Rhonda Cowderoy’s diverse nursing career spanned more than forty years. Beginning work with a short stint as a junior typist, she next enrolled as a cadet nurse in October 1968 aged just sixteen and a half. When she turned seventeen she was able to train in general nursing at Murwillumbah District Hospital, graduating in May 1972. Coincidentally, this was the same hospital where she was born in 1952. She grew up in Yelgunon the N.S.W. North Coast, the youngest of six, and was the daughter of Alfred and Ann Bashforth.
Now a registered nurse and married, she moved to Sydney where she commenced training at Canterbury Hospital in midwifery. Once qualified she worked at Bankstown Hospital in the labour wards and then the operating suites. This then was the beginning of her career as an Operating or Perioperative Nurse. In 1976 there was another career change when Rhonda left public hospitals to work in the private sector. Firstly, at Jamieson Private Hospital in the operating theatres until 1985, then Minchinbury Community Hospital theatres until 1987, returning to the operating theatres at Nepean Public Hospital until her retirement in 2012. Her last three or four years at Nepean were as the Surgical Co – Ordinator responsible for compiling the hospital theatre lists for surgeons. Rhonda would experience during her long career the advancement of complex procedures and equipment in her profession, especially the labour intensive reuse of consumables to single use sterile items.

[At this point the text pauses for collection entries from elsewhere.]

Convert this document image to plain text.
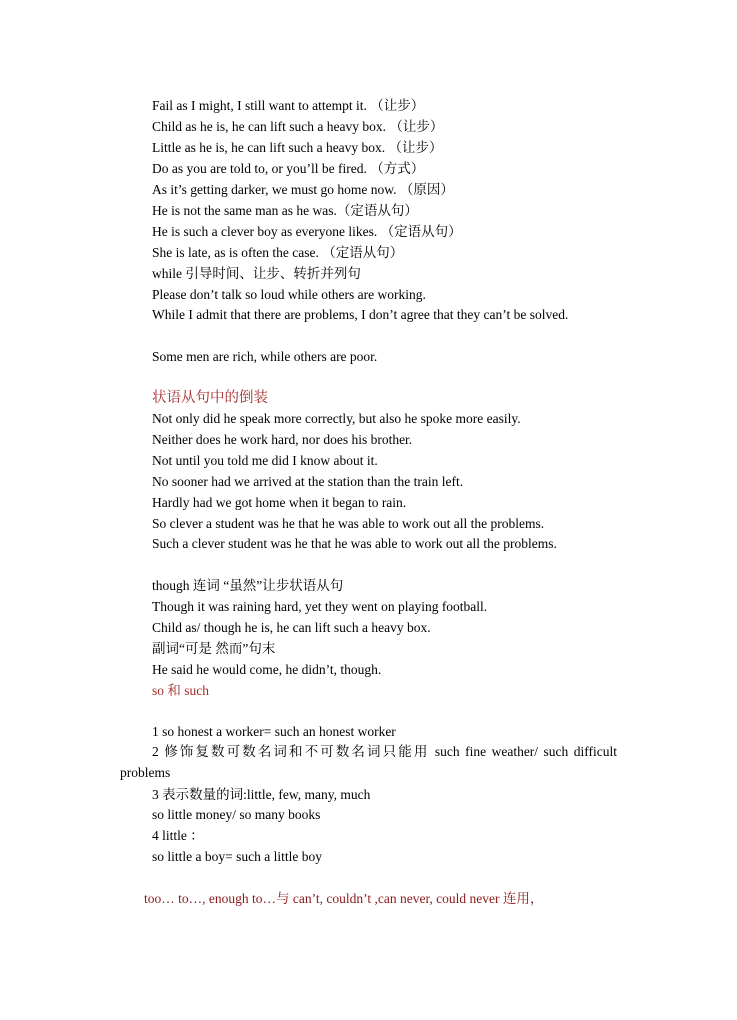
Fail as I might, I still want to attempt it. （让步）
Child as he is, he can lift such a heavy box. （让步）
Little as he is, he can lift such a heavy box. （让步）
Do as you are told to, or you’ll be fired. （方式）
As it’s getting darker, we must go home now. （原因）
He is not the same man as he was.（定语从句）
He is such a clever boy as everyone likes. （定语从句）
She is late, as is often the case. （定语从句）
while 引导时间、让步、转折并列句
Please don’t talk so loud while others are working.
While I admit that there are problems, I don’t agree that they can’t be solved.
Some men are rich, while others are poor.
状语从句中的倒装
Not only did he speak more correctly, but also he spoke more easily.
Neither does he work hard, nor does his brother.
Not until you told me did I know about it.
No sooner had we arrived at the station than the train left.
Hardly had we got home when it began to rain.
So clever a student was he that he was able to work out all the problems.
Such a clever student was he that he was able to work out all the problems.
though 连词 “虽然”让步状语从句
Though it was raining hard, yet they went on playing football.
Child as/ though he is, he can lift such a heavy box.
副词“可是 然而”句末
He said he would come, he didn’t, though.
so 和 such
1 so honest a worker= such an honest worker
2 修饰复数可数名词和不可数名词只能用 such fine weather/ such difficult problems
3 表示数量的词:little, few, many, much
so little money/ so many books
4 little ：
so little a boy= such a little boy
too… to…, enough to…与 can’t, couldn’t ,can never, could never 连用，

Rhonda regards the highlight of her long nursing career as the overseas humanitarian work she volunteered for, particularly asa member of the Australian Bravo surgical-medical team that responded to the massive destruction in Banda Acheh Indonesia following the earthquake and tsunami on Boxing Day 2004. Both the Bravo and Alpha teams were recognised with awards for their volunteer service. Rhonda wrote an insightful account, that was published in ACORN (attached), of what the team experienced first hand during their short but invaluable time there. Conditions were unbelievably challenging requiring improvisation, long working hours, dedication and determination. Rhonda has also shared her Banda Acheh experiences by giving public talks. Although retired, in 2014 Rhonda went with Aussie Bangla Smile to Bangladesh where surgeries were performed, mainly on babies and small children, for cleft palates and release surgeries after burns. She volunteers at the Emu Plains Chapter of Days 4 Girls which provides sanitary products and health education throughout the world. She socialises regularly with former colleagues, enjoys quilting and is kept busy babysitting her two grandsons. Although retired for nine years Rhonda still misses her life as an Operating Nurse which she describes as being ‘very rewarding and enjoyable work.’